Die Bestimmung lautet nunmehr, dass ein Schiedsspruch aufgehoben werden
kann, wenn das Gericht feststellt, dass "die Anerkennung oder Vollstreckung
des Schiedsspruchs zu einem Ergebnis führt, das der öffentlichen Ordnung
(ordre public) widerspricht". Das Kriterium der Offensichtlichkeit ist im Text nicht
mehr ausdrücklich angesprochen. Aus der Entstehungsgeschichte (vgl. Gesetzentwurf der Bundesregierung BT-Drucks. 13/5274 S. 59) ergibt sich allerdings nichts dafür, dass der Gesetzgeber - zudem nur für das Schiedsverfahren
und nicht im Anwendungsbereich der unverändert gebliebenen Art. 6 EGBGB,
§ 328 Abs. 1 Nr. 4 ZPO - insoweit etwas an der bisherigen Rechtslage ändern
wollte. Vielmehr hatte die Änderung sprachliche Gründe (aaO); eine Inhaltskontrolle des Schiedsspruchs sollte jedoch ebenso wie nach bisherigem Recht weiter ausgeschlossen bleiben (aaO S. 58 f). Ein anderes Verständnis der Norm
- 6 -
würde auch dem erklärten Willen des Gesetzgebers zuwiderlaufen, durch das
Schiedsverfahrens-Neuregelungsgesetz die Schiedsgerichtsbarkeit als "Alternative zur staatlichen Justiz" beziehungsweise "als eine der staatlichen Gerichtsbarkeit im Prinzip gleichwertige Rechtsschutzmöglichkeit" zu stärken (aaO S. 1,
34).
8
Vor diesem Hintergrund hat der Senat (vgl. Beschluss vom 30. Oktober
2008 - III ZB 17/08, WM 2009, 573, 574) ausdrücklich festgestellt, dass auch
nach Inkrafttreten des Schiedsverfahrens-Neuregelungsgesetzes die Aufhebung eines Schiedsspruchs voraussetzt, dass die Entscheidung zu einem Ergebnis führt, das mit wesentlichen Grundsätzen des deutschen Rechts offensichtlich unvereinbar ist, der Schiedsspruch in diesem Sinn die elementaren
Grundlagen der Rechtsordnung verletzt, wobei nicht jeder Widerspruch der
Entscheidung selbst zu zwingenden Vorschriften des deutschen Rechts einen
Verstoß gegen den ordre public darstellt.
9
Hieran hält der Senat weiter fest. Insoweit ist ergänzend auch anzumerken, dass das Offensichtlichkeitskriterium inzwischen durchgängig in den neueren europäischen Regelungen zum ordre-public-Vorbehalt verwandt wird (vgl.

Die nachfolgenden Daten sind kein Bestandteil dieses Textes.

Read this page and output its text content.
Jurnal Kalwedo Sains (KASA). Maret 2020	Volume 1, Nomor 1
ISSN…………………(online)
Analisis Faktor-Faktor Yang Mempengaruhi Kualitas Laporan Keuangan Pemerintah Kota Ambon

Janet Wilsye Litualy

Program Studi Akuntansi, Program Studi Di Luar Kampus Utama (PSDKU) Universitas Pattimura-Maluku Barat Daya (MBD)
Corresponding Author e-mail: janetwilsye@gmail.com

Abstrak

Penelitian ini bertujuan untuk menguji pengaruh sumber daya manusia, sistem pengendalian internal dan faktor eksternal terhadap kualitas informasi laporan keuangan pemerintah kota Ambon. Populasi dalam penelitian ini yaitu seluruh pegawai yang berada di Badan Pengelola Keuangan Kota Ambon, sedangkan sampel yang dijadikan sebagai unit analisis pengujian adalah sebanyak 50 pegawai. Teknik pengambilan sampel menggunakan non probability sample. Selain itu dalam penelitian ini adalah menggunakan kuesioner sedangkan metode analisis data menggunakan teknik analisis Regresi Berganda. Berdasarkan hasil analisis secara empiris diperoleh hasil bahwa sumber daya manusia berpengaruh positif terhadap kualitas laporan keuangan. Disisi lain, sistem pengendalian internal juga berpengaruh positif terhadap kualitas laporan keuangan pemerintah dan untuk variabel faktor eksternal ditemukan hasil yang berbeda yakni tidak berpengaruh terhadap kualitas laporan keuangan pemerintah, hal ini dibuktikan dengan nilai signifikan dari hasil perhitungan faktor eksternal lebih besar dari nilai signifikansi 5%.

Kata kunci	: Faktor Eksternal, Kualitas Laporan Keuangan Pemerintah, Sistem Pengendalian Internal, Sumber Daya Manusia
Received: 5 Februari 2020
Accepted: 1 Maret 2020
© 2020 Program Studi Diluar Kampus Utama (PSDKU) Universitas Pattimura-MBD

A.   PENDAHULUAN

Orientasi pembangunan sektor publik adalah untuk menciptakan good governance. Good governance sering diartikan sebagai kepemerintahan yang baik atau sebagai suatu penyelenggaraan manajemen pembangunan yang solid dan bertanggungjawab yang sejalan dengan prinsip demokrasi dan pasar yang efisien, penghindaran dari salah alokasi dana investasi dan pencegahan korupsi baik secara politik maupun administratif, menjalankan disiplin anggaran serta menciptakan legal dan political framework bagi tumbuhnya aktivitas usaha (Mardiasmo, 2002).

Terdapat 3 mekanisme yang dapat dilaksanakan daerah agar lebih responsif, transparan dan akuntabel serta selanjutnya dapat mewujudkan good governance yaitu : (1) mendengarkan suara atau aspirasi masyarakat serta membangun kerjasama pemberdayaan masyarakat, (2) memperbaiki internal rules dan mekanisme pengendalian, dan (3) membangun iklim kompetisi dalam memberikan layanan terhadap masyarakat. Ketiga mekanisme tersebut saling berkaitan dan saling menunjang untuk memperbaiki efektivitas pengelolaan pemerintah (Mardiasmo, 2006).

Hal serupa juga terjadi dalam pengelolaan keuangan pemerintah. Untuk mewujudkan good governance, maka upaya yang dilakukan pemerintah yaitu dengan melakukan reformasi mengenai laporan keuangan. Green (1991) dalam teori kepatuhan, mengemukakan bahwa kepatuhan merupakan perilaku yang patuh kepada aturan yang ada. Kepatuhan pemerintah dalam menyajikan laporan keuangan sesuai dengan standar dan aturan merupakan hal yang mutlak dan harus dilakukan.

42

neben Art. 34 Nr. 1 EuGVVO nur Art. 22 Buchst. a, Art. 23 Buchst. a EuEheVO,
Art. 24 Buchst. a EuUnterhVO, Art. 40 Buchst. a EuErbRVO zur Anerkennung
von Entscheidungen sowie Art. 21 Rom I-VO, Art. 26 Rom II-VO, Art. 12 Rom
III-VO, Art. 13 HUntProt, Art. 35 EuErbVO zur Anwendung ausländischen
Rechts; siehe auch § 109 Abs. 1 Nr. 4 FamFG).
10
2.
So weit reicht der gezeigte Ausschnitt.